Nous sommes rassemblés ici aujourd’hui, au coeur de la ville de Lyon, en cette commémoration citoyenne du 48ème anniversaire « des massacres 17 octobre 1961 », pour rendre un hommage républicain à toutes les victimes de cette journée noire, cette tache noire dans notre histoire commune, mais aussi pour la vérité et pour la reconnaissance.
En ce temps de débat identitaire, cette reconnaissance est, en elle-même, la défense de nos valeurs républicaines contre l’oubli et contre le mépris.

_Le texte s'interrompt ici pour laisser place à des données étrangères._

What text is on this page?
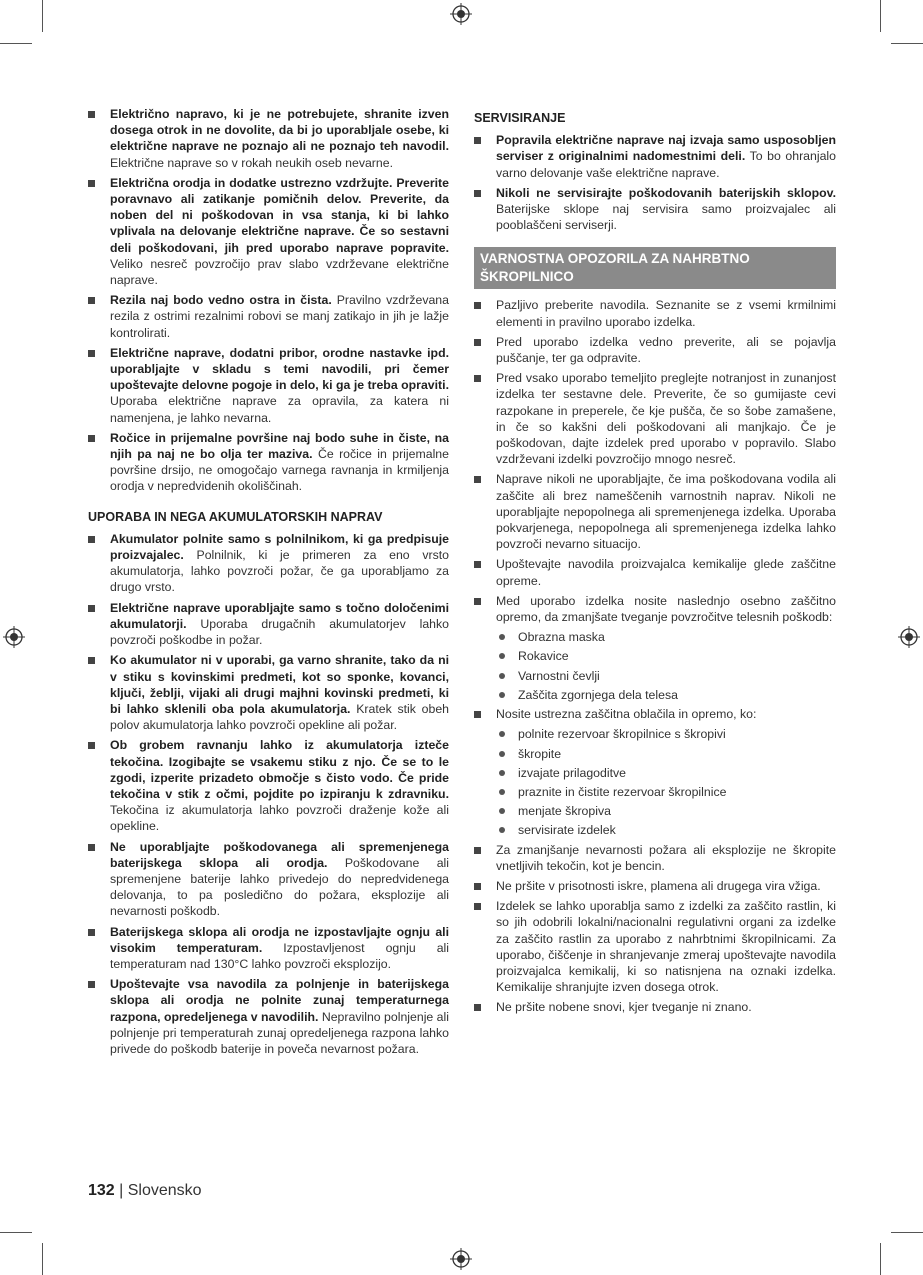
Električno napravo, ki je ne potrebujete, shranite izven dosega otrok in ne dovolite, da bi jo uporabljale osebe, ki električne naprave ne poznajo ali ne poznajo teh navodil. Električne naprave so v rokah neukih oseb nevarne.
Električna orodja in dodatke ustrezno vzdržujte. Preverite poravnavo ali zatikanje pomičnih delov. Preverite, da noben del ni poškodovan in vsa stanja, ki bi lahko vplivala na delovanje električne naprave. Če so sestavni deli poškodovani, jih pred uporabo naprave popravite. Veliko nesreč povzročijo prav slabo vzdrževane električne naprave.
Rezila naj bodo vedno ostra in čista. Pravilno vzdrževana rezila z ostrimi rezalnimi robovi se manj zatikajo in jih je lažje kontrolirati.
Električne naprave, dodatni pribor, orodne nastavke ipd. uporabljajte v skladu s temi navodili, pri čemer upoštevajte delovne pogoje in delo, ki ga je treba opraviti. Uporaba električne naprave za opravila, za katera ni namenjena, je lahko nevarna.
Ročice in prijemalne površine naj bodo suhe in čiste, na njih pa naj ne bo olja ter maziva. Če ročice in prijemalne površine drsijo, ne omogočajo varnega ravnanja in krmiljenja orodja v nepredvidenih okoliščinah.
UPORABA IN NEGA AKUMULATORSKIH NAPRAV
Akumulator polnite samo s polnilnikom, ki ga predpisuje proizvajalec. Polnilnik, ki je primeren za eno vrsto akumulatorja, lahko povzroči požar, če ga uporabljamo za drugo vrsto.
Električne naprave uporabljajte samo s točno določenimi akumulatorji. Uporaba drugačnih akumulatorjev lahko povzroči poškodbe in požar.
Ko akumulator ni v uporabi, ga varno shranite, tako da ni v stiku s kovinskimi predmeti, kot so sponke, kovanci, ključi, žeblji, vijaki ali drugi majhni kovinski predmeti, ki bi lahko sklenili oba pola akumulatorja. Kratek stik obeh polov akumulatorja lahko povzroči opekline ali požar.
Ob grobem ravnanju lahko iz akumulatorja izteče tekočina. Izogibajte se vsakemu stiku z njo. Če se to le zgodi, izperite prizadeto območje s čisto vodo. Če pride tekočina v stik z očmi, pojdite po izpiranju k zdravniku. Tekočina iz akumulatorja lahko povzroči draženje kože ali opekline.
Ne uporabljajte poškodovanega ali spremenjenega baterijskega sklopa ali orodja. Poškodovane ali spremenjene baterije lahko privedejo do nepredvidenega delovanja, to pa posledično do požara, eksplozije ali nevarnosti poškodb.
Baterijskega sklopa ali orodja ne izpostavljajte ognju ali visokim temperaturam. Izpostavljenost ognju ali temperaturam nad 130°C lahko povzroči eksplozijo.
Upoštevajte vsa navodila za polnjenje in baterijskega sklopa ali orodja ne polnite zunaj temperaturnega razpona, opredeljenega v navodilih. Nepravilno polnjenje ali polnjenje pri temperaturah zunaj opredeljenega razpona lahko privede do poškodb baterije in poveča nevarnost požara.
SERVISIRANJE
Popravila električne naprave naj izvaja samo usposobljen serviser z originalnimi nadomestnimi deli. To bo ohranjalo varno delovanje vaše električne naprave.
Nikoli ne servisirajte poškodovanih baterijskih sklopov. Baterijske sklope naj servisira samo proizvajalec ali pooblaščeni serviserji.
VARNOSTNA OPOZORILA ZA NAHRBTNO
ŠKROPILNICO
Pazljivo preberite navodila. Seznanite se z vsemi krmilnimi elementi in pravilno uporabo izdelka.
Pred uporabo izdelka vedno preverite, ali se pojavlja puščanje, ter ga odpravite.
Pred vsako uporabo temeljito preglejte notranjost in zunanjost izdelka ter sestavne dele. Preverite, če so gumijaste cevi razpokane in preperele, če kje pušča, če so šobe zamašene, in če so kakšni deli poškodovani ali manjkajo. Če je poškodovan, dajte izdelek pred uporabo v popravilo. Slabo vzdrževani izdelki povzročijo mnogo nesreč.
Naprave nikoli ne uporabljajte, če ima poškodovana vodila ali zaščite ali brez nameščenih varnostnih naprav. Nikoli ne uporabljajte nepopolnega ali spremenjenega izdelka. Uporaba pokvarjenega, nepopolnega ali spremenjenega izdelka lahko povzroči nevarno situacijo.
Upoštevajte navodila proizvajalca kemikalije glede zaščitne opreme.
Med uporabo izdelka nosite naslednjo osebno zaščitno opremo, da zmanjšate tveganje povzročitve telesnih poškodb:
Obrazna maska
Rokavice
Varnostni čevlji
Zaščita zgornjega dela telesa
Nosite ustrezna zaščitna oblačila in opremo, ko:
polnite rezervoar škropilnice s škropivi
škropite
izvajate prilagoditve
praznite in čistite rezervoar škropilnice
menjate škropiva
servisirate izdelek
Za zmanjšanje nevarnosti požara ali eksplozije ne škropite vnetljivih tekočin, kot je bencin.
Ne pršite v prisotnosti iskre, plamena ali drugega vira vžiga.
Izdelek se lahko uporablja samo z izdelki za zaščito rastlin, ki so jih odobrili lokalni/nacionalni regulativni organi za izdelke za zaščito rastlin za uporabo z nahrbtnimi škropilnicami. Za uporabo, čiščenje in shranjevanje zmeraj upoštevajte navodila proizvajalca kemikalij, ki so natisnjena na oznaki izdelka. Kemikalije shranjujte izven dosega otrok.
Ne pršite nobene snovi, kjer tveganje ni znano.
132 | Slovensko
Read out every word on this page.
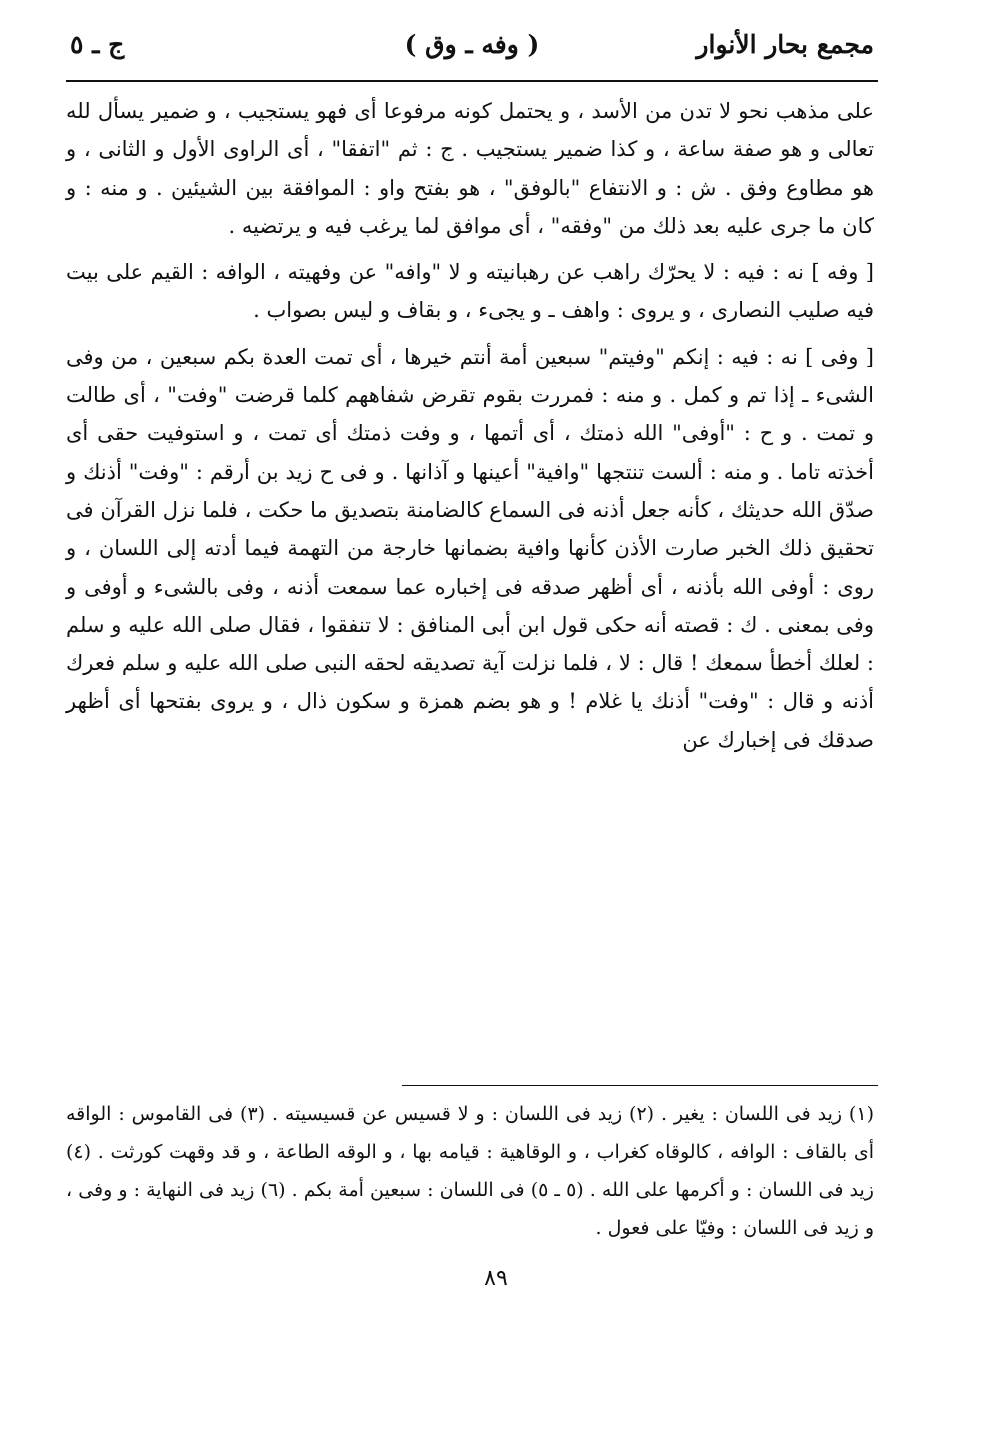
مجمع بحار الأنوار
( وفه ـ وق )
ج ـ ٥

على مذهب نحو لا تدن من الأسد ، و يحتمل كونه مرفوعا أى فهو يستجيب ، و ضمير يسأل لله تعالى و هو صفة ساعة ، و كذا ضمير يستجيب . ج : ثم "اتفقا" ، أى الراوى الأول و الثانى ، و هو مطاوع وفق . ش : و الانتفاع "بالوفق" ، هو بفتح واو : الموافقة بين الشيئين . و منه : و كان ما جرى عليه بعد ذلك من "وفقه" ، أى موافق لما يرغب فيه و يرتضيه .

[ وفه ] نه : فيه : لا يحرّك راهب عن رهبانيته و لا "وافه" عن وفهيته ، الوافه : القيم على بيت فيه صليب النصارى ، و يروى : واهف ـ و يجىء ، و بقاف و ليس بصواب .

[ وفى ] نه : فيه : إنكم "وفيتم" سبعين أمة أنتم خيرها ، أى تمت العدة بكم سبعين ، من وفى الشىء ـ إذا تم و كمل . و منه : فمررت بقوم تقرض شفاههم كلما قرضت "وفت" ، أى طالت و تمت . و ح : "أوفى" الله ذمتك ، أى أتمها ، و وفت ذمتك أى تمت ، و استوفيت حقى أى أخذته تاما . و منه : ألست تنتجها "وافية" أعينها و آذانها . و فى ح زيد بن أرقم : "وفت" أذنك و صدّق الله حديثك ، كأنه جعل أذنه فى السماع كالضامنة بتصديق ما حكت ، فلما نزل القرآن فى تحقيق ذلك الخبر صارت الأذن كأنها وافية بضمانها خارجة من التهمة فيما أدته إلى اللسان ، و روى : أوفى الله بأذنه ، أى أظهر صدقه فى إخباره عما سمعت أذنه ، وفى بالشىء و أوفى و وفى بمعنى . ك : قصته أنه حكى قول ابن أبى المنافق : لا تنفقوا ، فقال صلى الله عليه و سلم : لعلك أخطأ سمعك ! قال : لا ، فلما نزلت آية تصديقه لحقه النبى صلى الله عليه و سلم فعرك أذنه و قال : "وفت" أذنك يا غلام ! و هو بضم همزة و سكون ذال ، و يروى بفتحها أى أظهر صدقك فى إخبارك عن

(١) زيد فى اللسان : يغير . (٢) زيد فى اللسان : و لا قسيس عن قسيسيته . (٣) فى القاموس : الواقه أى بالقاف : الوافه ، كالوقاه كغراب ، و الوقاهية : قيامه بها ، و الوقه الطاعة ، و قد وقهت كورثت . (٤) زيد فى اللسان : و أكرمها على الله . (٥ ـ ٥) فى اللسان : سبعين أمة بكم . (٦) زيد فى النهاية : و وفى ، و زيد فى اللسان : وفيّا على فعول .

٨٩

En effet, si la date du 17 octobre 1961 est dramatiquement gravée dans la mémoire commune des peuples algériens et français, c’est parce qu’elle évoque une page noire de notre mémoire, celle du sort tragique d’une des manifestations pacifiques pour l’égalité, la fraternité, la dignité et la liberté.
En 1961, la guerre d’Algérie qui est un pur produit d’un système colonial agonisant qui a refusé l’égalité républicaine et citoyenne aux algériens, était dans sa 7e année. L’indépendance de l’Algérie, promise par les puissances occidentales dont la France depuis 1943, était éminente.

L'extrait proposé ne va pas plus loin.